Reports from VA doctors contradict the Pentagon line while numerous reports from the field also cite the presence of CBW agents. In addition, Iraqi documents captured by U.S. and British forces further bolster the information in the NBC logs and the on-the-scene accounts, as do reliable reports by U.S., British, and Czech chemical weapons specialists deployed in Iraq and Kuwait after the war.
Given the abundance of evidence, one must wonder why the U.S. continues to deny CBW exposure. First, to admit that CBW exposures occurred means the military must admit its inability to protect U.S. forces from CBW agents. Next is the embarrassing history of U.S. government and corporate cooperation with Iraq in the 1980s. With the active support of two presidents and many U.S. officials, U.S. and Western European companies sold the technology to Iraq that may now be making tens of thousands of soldiers and civilians ill.
And there always is the military bureaucracy’s natural instinct to cover itself in the face of any problem or scandal. Finally, the cover-up is being compounded by evidence that the military has harassed and mistreated Gulf veterans who have reported ill-effects.
SSU Censored Researcher: Dylan Humphrey
COMMENTS: Investigative journalist Dennis Bernstein said, “While certain aspects of this story, such as the large number of birth defects suffered by the off-spring of Gulf Vets, have received some reasonable amount of coverage in the mainstream media, key elements of the story have been ignored. Most egregious among them is a massive and ongoing cover-up led by the current director of central intelligence, John Deutch, formerly the number two man at the Defense Department, and a self-proclaimed Gulf War information point man.

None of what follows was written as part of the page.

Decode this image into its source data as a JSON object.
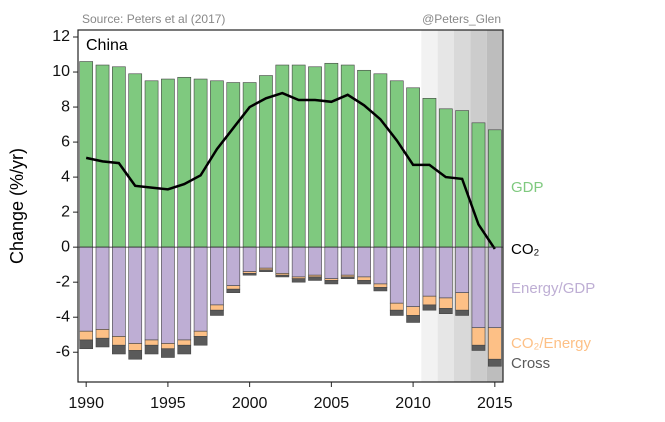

Indeed, thousands of docu-ments and hundreds of interviews with soldiers and various experts in five countries pointing to the widespread presence of chemical and biological warfare agents in the Gulf during the war with Iraq have been set aside and ignored in the face of a few limp denials by Deutch.

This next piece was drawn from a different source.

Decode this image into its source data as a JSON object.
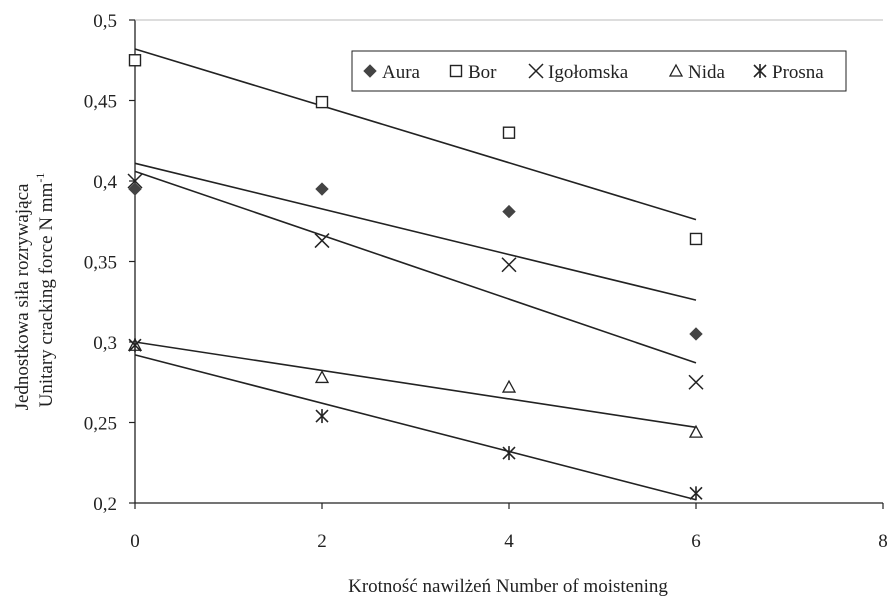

“The real story here, besides the fact that hundreds of thousands of people are suffering worldwide because of the stonewalling on crucial information needed for proper diagnosis and treatment, is the undeniable reality that major U.S. and European corporations with the help of key Reaganites including major support from George Bush, made the very technology available that Iraq needed to create its chemical and biological arsenal.
“Hundreds of thousands of Middle-Easterners and U.S. troops and civilians remain in jeopardy of being exposed to the deadly warfare agents that are still being produced by U.S. and European corporations and distributed world wide at great profit. I believe more reliable information about the continuing dangers of exposure to the toxic chemistry and the role key U.S. corporations have played in this deadly situation could make it more difficult for such tragedies to be repeated. It would also make the Pentagon and the DOD more responsive to the needs of so many Gulf Vets, active duty soldiers and their families who continue to be told that their serious medical conditions are psychological in nature!”
Bernstein said he recently learned through further investigation that the very same chemical alarms that were triggered in Iraq during the war by the thousands and which the Pentagon has repeatedly claimed to be a faulty and unreliable measure of the presence of deadly warfare agents on the battlefield—are still being purchased and deployed by the military in the Gulf. “There also are reliable reports coming out of Iraq and Kuwait that thousands of children are suffering and dying from exposure to the deadly toxins during the war,” Bernstein added.
On November 8, 1995, the Department of Veterans Affairs announced it is launching another new study of health complaints by veterans of the Gulf War.